(Photo courtesy of C. Smyth/Visit Philly)
The Amazon shortlist is in and Philly made the cut.
Out of 238 cities trying to woo Amazon for a shot at hosting its second headquarters, Philadelphia landed a spot alongside 19 other metro areas like Washington D.C., New York City, Boston and Los Angeles.
Seattle-based Amazon sounded the horns last September, asking cities to pitch themselves as worthy hosts of a sprawling second headquarters that would mirror the ecommerce giant’s West Coast hub. The project, with a sticker price of $5 billion, is expected to bring 50,000 jobs to the chosen city.
“All the proposals showed tremendous enthusiasm and creativity,”said Holly Sullivan, head of Amazon Public Policy. “Through this process we learned about many new communities across North America that we will consider as locations for future infrastructure investment and job creation.”
Mayor Jim Kenney, who last October said Philly was going to win the bid process, released a statement Thursday on Philly making the shortlist.
“Philadelphia’s inclusion in Amazon’s Top 20 potential locations for HQ2 is an exciting milestone for the city,” Kenney said. “We are thrilled at today’s announcement, and look forward to working with Amazon’s team on the next steps of this process to further highlight all that Philadelphia has to offer.”
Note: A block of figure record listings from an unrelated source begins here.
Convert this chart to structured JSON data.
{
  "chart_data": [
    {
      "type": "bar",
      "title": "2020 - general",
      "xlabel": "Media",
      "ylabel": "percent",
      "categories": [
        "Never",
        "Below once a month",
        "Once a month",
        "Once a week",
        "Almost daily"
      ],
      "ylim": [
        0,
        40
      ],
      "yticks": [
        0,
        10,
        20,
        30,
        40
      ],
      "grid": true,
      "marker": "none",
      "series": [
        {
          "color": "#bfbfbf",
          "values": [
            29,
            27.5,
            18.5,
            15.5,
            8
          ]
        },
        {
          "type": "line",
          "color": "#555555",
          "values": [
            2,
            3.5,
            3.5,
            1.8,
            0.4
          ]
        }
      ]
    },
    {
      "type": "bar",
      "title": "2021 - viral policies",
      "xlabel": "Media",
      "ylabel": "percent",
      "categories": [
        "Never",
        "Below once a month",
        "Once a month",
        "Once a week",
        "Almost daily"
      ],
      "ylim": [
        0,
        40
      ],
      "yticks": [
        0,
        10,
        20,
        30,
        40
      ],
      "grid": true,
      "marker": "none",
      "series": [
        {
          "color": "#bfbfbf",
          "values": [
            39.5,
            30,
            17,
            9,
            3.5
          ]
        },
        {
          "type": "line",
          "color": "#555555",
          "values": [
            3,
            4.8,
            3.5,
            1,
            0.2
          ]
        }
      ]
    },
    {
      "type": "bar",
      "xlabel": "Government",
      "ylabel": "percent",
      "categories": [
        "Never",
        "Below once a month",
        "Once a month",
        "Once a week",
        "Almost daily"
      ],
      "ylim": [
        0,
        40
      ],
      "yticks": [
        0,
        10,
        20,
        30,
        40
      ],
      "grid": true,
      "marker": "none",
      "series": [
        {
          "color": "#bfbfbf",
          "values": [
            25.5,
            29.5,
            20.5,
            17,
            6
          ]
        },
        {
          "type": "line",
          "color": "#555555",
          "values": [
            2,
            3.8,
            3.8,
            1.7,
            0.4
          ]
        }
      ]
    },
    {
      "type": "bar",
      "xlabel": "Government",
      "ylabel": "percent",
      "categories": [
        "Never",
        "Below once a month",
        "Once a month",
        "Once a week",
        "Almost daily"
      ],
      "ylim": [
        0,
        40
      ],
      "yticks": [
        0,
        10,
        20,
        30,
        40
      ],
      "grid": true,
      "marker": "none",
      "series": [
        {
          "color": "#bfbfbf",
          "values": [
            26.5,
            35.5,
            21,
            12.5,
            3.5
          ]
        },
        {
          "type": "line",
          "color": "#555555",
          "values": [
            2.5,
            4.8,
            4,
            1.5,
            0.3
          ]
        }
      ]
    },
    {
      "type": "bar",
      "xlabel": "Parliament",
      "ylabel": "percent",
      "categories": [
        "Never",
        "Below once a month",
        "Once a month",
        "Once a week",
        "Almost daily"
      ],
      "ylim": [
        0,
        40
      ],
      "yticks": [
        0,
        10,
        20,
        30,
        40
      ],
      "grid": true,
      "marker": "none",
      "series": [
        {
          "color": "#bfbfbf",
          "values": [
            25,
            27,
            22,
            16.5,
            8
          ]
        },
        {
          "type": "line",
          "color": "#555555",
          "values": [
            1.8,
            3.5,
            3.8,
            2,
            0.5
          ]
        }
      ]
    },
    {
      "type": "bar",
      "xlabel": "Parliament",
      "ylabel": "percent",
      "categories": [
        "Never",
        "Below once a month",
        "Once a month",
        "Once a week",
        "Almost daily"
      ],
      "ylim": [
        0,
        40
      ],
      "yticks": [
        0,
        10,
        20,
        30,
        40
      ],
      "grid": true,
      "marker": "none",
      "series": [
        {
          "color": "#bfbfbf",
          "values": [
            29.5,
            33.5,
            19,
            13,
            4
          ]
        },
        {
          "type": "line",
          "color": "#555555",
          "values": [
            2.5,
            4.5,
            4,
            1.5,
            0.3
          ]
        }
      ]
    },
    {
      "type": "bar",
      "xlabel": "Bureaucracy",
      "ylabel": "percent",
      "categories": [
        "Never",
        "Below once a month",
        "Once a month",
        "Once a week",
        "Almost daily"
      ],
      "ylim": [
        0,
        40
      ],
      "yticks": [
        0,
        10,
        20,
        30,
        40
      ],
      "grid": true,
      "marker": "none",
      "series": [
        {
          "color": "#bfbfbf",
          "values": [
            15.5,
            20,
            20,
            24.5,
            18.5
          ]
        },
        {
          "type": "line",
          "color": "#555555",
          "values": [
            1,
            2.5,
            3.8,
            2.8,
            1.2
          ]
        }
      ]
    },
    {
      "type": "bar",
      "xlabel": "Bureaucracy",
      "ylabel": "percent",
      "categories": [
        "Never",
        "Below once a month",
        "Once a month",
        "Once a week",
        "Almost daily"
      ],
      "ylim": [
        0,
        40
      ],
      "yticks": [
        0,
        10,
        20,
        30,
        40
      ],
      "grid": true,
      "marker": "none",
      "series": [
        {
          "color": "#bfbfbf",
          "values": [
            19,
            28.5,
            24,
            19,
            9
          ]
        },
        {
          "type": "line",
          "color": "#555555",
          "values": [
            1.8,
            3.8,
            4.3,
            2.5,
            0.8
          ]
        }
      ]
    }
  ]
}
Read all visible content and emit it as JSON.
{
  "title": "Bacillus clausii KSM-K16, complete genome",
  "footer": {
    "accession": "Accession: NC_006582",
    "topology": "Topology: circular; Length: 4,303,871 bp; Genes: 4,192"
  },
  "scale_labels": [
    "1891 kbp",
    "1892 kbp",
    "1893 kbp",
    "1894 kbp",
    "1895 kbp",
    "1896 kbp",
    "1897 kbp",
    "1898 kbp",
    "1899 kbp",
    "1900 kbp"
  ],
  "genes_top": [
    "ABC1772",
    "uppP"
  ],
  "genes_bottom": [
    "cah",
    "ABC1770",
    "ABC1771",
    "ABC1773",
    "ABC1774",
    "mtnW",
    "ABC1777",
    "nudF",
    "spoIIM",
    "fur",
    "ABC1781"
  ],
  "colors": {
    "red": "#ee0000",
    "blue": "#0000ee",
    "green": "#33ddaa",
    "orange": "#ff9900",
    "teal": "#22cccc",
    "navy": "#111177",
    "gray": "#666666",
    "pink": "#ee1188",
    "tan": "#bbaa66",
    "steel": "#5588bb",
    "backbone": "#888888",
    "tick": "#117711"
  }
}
Per Mogulette’s Brigitte Daniel, who worked alongside a coalition of Philly business leaders to compile the pitch, the news that Philly was tapped for the shortlist is an “amazing opportunity.”
“The fact that we’re considered for the second run means we have what it takes to offer a company like Amazon a holistic destination.”
Under the banner of #PhillyDelivers, the proposal drafted Philadelphia ambassadors like Sixers center Joel Embiid, Curalate CEO Apu Gupta and investor Josh Kopelman. It highlighted Philly’s strengths in site options, diversity and quality of life.
The next move from Amazon will be to make deeper dives on each city’s proposal, likely requesting additional information and performing feasibility studies. Daniel said this process will allow Philly to again highlight its assets in culture, diversity and tech.
“We should come together again as city and put forth the best of these examples,” said Daniel.
Site selection consultant John Boyd, who’s advised companies like Boeing, AT&T and PNC Bank in their own selection process, said there were not many surprises in the list, and believes Amazon will end up going with a city on the East Coast to improve its stance when it comes to recruiting.
“I’ve always felt great about Philadelphia as a choice,” Boyd told Technical.ly. “This reaffirms what we’ve always said about Philly: a strong labor market, real estate portfolio and infrastructure.”